Sie trennten sich. Es war Gebhard ganz eigentümlich zumute. Das Familienbild, welches der Freund vor ihm entrollt hatte, interessierte ihn auf das lebhafteste. Er hatte noch nicht geliebt. Er konnte jetzt, da er eine lange und gefährliche Reise antrat, auch nicht die Absicht haben, ein Verhältnis einzugehen. Aber doch war es ihm wie eine Ahnung, daß hier von Personen die Rede gewesen sei, denen er auf diese oder auf jene Weise später nahe stehen werde.

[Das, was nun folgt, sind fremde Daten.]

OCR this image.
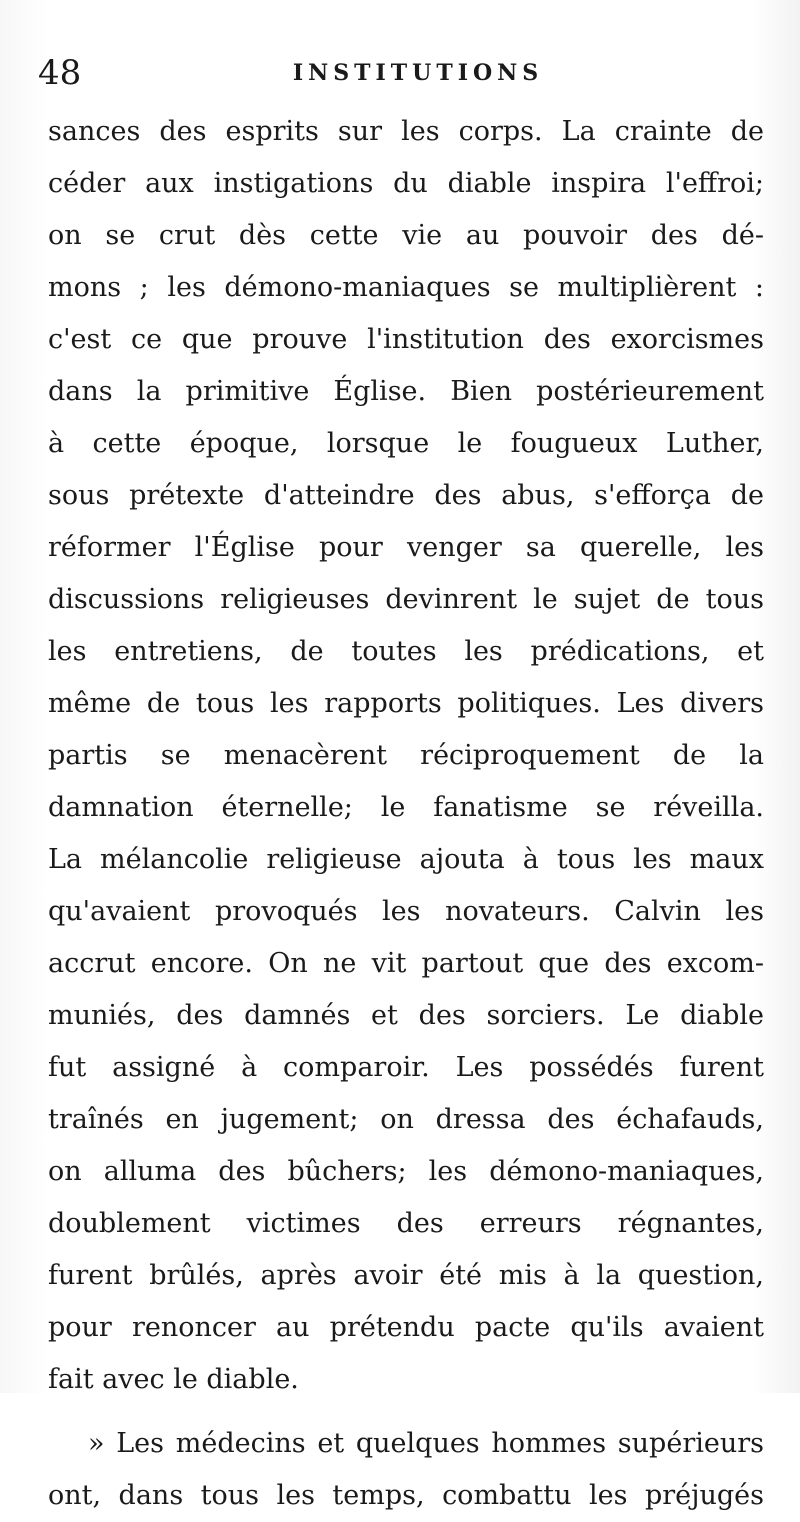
48	INSTITUTIONS
sances des esprits sur les corps. La crainte de
céder aux instigations du diable inspira l'effroi;
on se crut dès cette vie au pouvoir des dé-
mons ; les démono-maniaques se multiplièrent :
c'est ce que prouve l'institution des exorcismes
dans la primitive Église. Bien postérieurement
à cette époque, lorsque le fougueux Luther,
sous prétexte d'atteindre des abus, s'efforça de
réformer l'Église pour venger sa querelle, les
discussions religieuses devinrent le sujet de tous
les entretiens, de toutes les prédications, et
même de tous les rapports politiques. Les divers
partis se menacèrent réciproquement de la
damnation éternelle; le fanatisme se réveilla.
La mélancolie religieuse ajouta à tous les maux
qu'avaient provoqués les novateurs. Calvin les
accrut encore. On ne vit partout que des excom-
muniés, des damnés et des sorciers. Le diable
fut assigné à comparoir. Les possédés furent
traînés en jugement; on dressa des échafauds,
on alluma des bûchers; les démono-maniaques,
doublement victimes des erreurs régnantes,
furent brûlés, après avoir été mis à la question,
pour renoncer au prétendu pacte qu'ils avaient
fait avec le diable.
» Les médecins et quelques hommes supérieurs
ont, dans tous les temps, combattu les préjugés
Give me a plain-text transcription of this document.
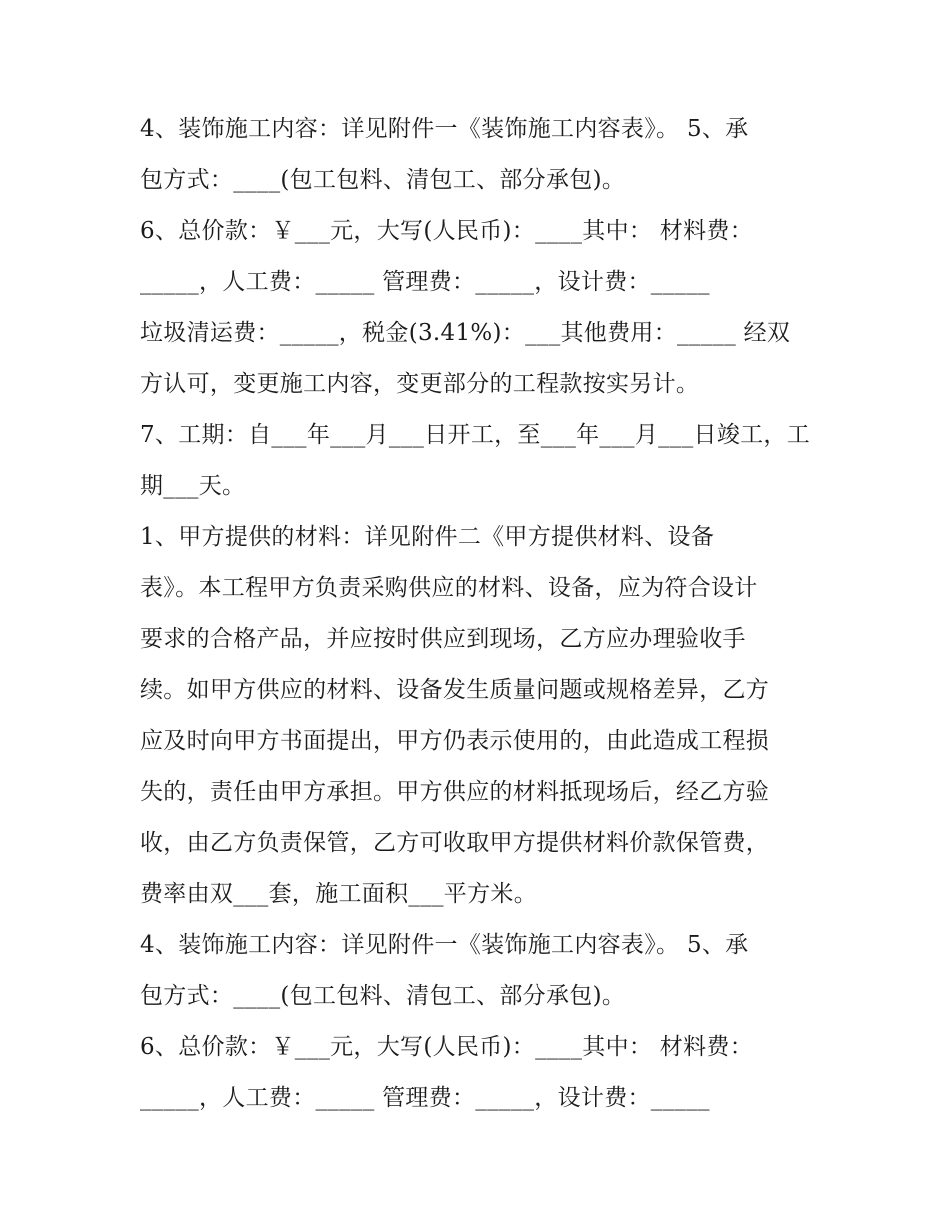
4、装饰施工内容：详见附件一《装饰施工内容表》。 5、承
包方式：____(包工包料、清包工、部分承包)。
6、总价款：￥___元，大写(人民币)：____其中： 材料费：
_____，人工费：_____ 管理费：_____，设计费：_____
垃圾清运费：_____，税金(3.41%)：___其他费用：_____ 经双
方认可，变更施工内容，变更部分的工程款按实另计。
7、工期：自___年___月___日开工，至___年___月___日竣工，工
期___天。
1、甲方提供的材料：详见附件二《甲方提供材料、设备
表》。本工程甲方负责采购供应的材料、设备，应为符合设计
要求的合格产品，并应按时供应到现场，乙方应办理验收手
续。如甲方供应的材料、设备发生质量问题或规格差异，乙方
应及时向甲方书面提出，甲方仍表示使用的，由此造成工程损
失的，责任由甲方承担。甲方供应的材料抵现场后，经乙方验
收，由乙方负责保管，乙方可收取甲方提供材料价款保管费，
费率由双___套，施工面积___平方米。
4、装饰施工内容：详见附件一《装饰施工内容表》。 5、承
包方式：____(包工包料、清包工、部分承包)。
6、总价款：￥___元，大写(人民币)：____其中： 材料费：
_____，人工费：_____ 管理费：_____，设计费：_____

Darum fand er sich des Abends zur angegebenen Zeit bei Kunz von Goldberg ein.

„Welch eine Pünktlichkeit!“ sagte dieser, welcher bereits in Gesellschaftstoilette seiner wartete. „Ida, die Sanfte, scheint Zugkraft zu besitzen.“

„Der Drache vielleicht ebenso“, lachte Gebhard. „Die allermeiste aber jedenfalls Hedwig, die Unbezähmbare, weil du bereits in Gala meiner wartest.“

Kunz errötete ein wenig.

„Soll ich dich etwa im Schlafrocke empfangen?“ fragte er.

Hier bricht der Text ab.